И однако же «пялился» – и даже раздевшись и улегшись, все никак не мог уснуть. Уже запели петухи, в окна заглянул рассвет, а Поланецкому, как крепко ни зажмуривался он, все виделись гладкий лоб панны Плавицкой, родинка над губой, руки, разливающие чай. И в сонном забытьи, которое наконец овладело им, представилось, будто он берет эти руки в свои и притягивает к себе панну Плавицкую. Проснулся он на другой день поздно и, вспомнив девушку опять, подумал: «Так, значит, вот она какая!»

ГЛАВА II

Проснулся он, собственно, разбуженный мальчиком, который принес кофе и взял почистить его платье. Когда он вернулся, Поланецкий спросил, разве в доме не принято к завтраку всем сходиться в столовой.

– Нет, – ответил тот, – барышня встает рано, а старый пан спит допоздна.

– А барышня встала уже?

– Она в костеле.

– Ах, верно, сегодня же воскресенье. А разве барышня не с отцом ездит в костел?

– Нет, она к заутрене ездит, а старый барин – к поздней обедне, а потом еще у ксендза сидит.

– А по воскресеньям что делают господа?

– Дома сидят. К обеду пан Гонтовский приезжает.

Поланецкий помнил Гонтовского толстым, нескладным и угрюмым мальчиком, прозванным им «медвежонком». Отец Гонтовского, рассказывал казачок, лет шесть как помер, молодой барин теперь полновластный хозяин Ялбжикова.

– И каждое воскресенье здесь бывает?

– Иной раз и в будни наведывается, по вечерам.

«Жених!» – промелькнуло в голове у Поланецкого.

– А что, барин уже встал? – спросил он немного погодя.

– Должно, звонил, коли Юзеф к нему пошел.

– Какой Юзеф?

– Камердинер.

– А ты кто?

– Я помощник его.

– Так ступай спроси, когда барин может меня принять.

Казачок вышел и вскоре вернулся.

– Барин велели сказать, что попросят вас, когда оденутся.

С тем он удалился. Поланецкий довольно долго прождал, вернее, проскучал в одиночестве. Когда ждать стало уже невтерпеж, он встал было, решив прогуляться, но вошел тот самый Юзеф и доложил, что старый пан просит его.

Через сени провел он его в комнату на другом конце дома.
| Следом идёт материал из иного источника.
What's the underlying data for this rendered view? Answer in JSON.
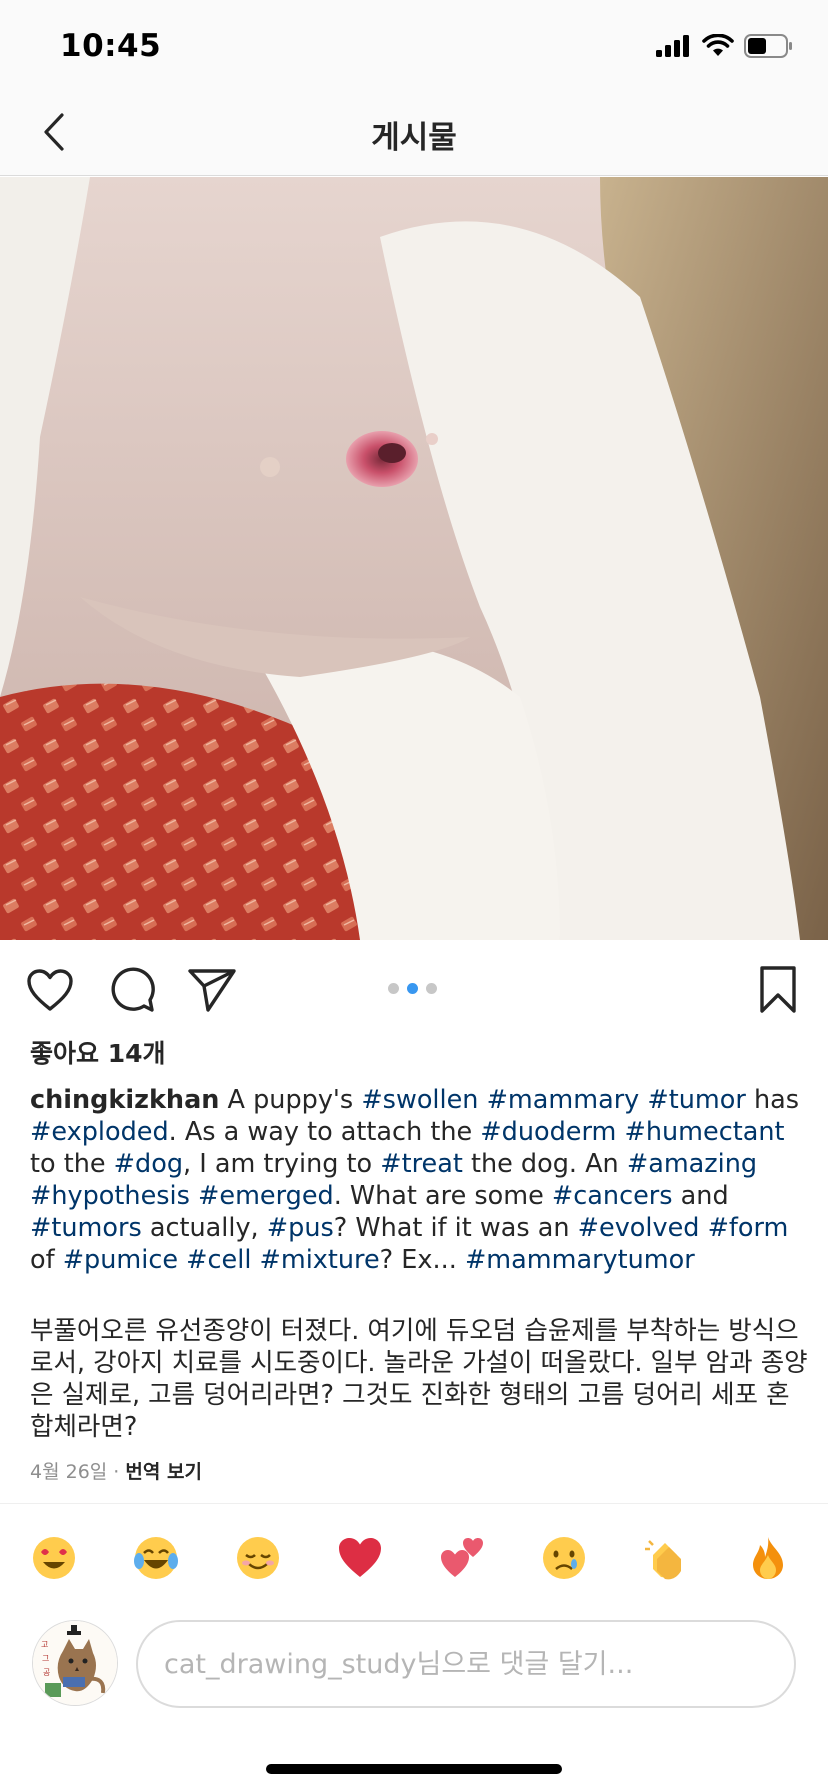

В первую минуту Поланецкий не узнал Плавицкого. Он помнил его весьма видным мужчиной в расцвете сил, а сейчас перед ним стоял старик со сморщенным, как печеное яблоко, лицом; не молодили его и крашеные усики. Как и черные, с боковым пробором волосы, они указывали лишь, что в нем еще не совсем угас интерес к своей особе.

– Стах! Как поживаешь, дорогой мальчик? – воскликнул Плавицкий, раскрывая объятия, и прибавил, указывая на свой белый жилет: – Поди ко мне!

Он прижал голову Поланецкого к своей груди, которая приподнималась от прерывистого дыхания.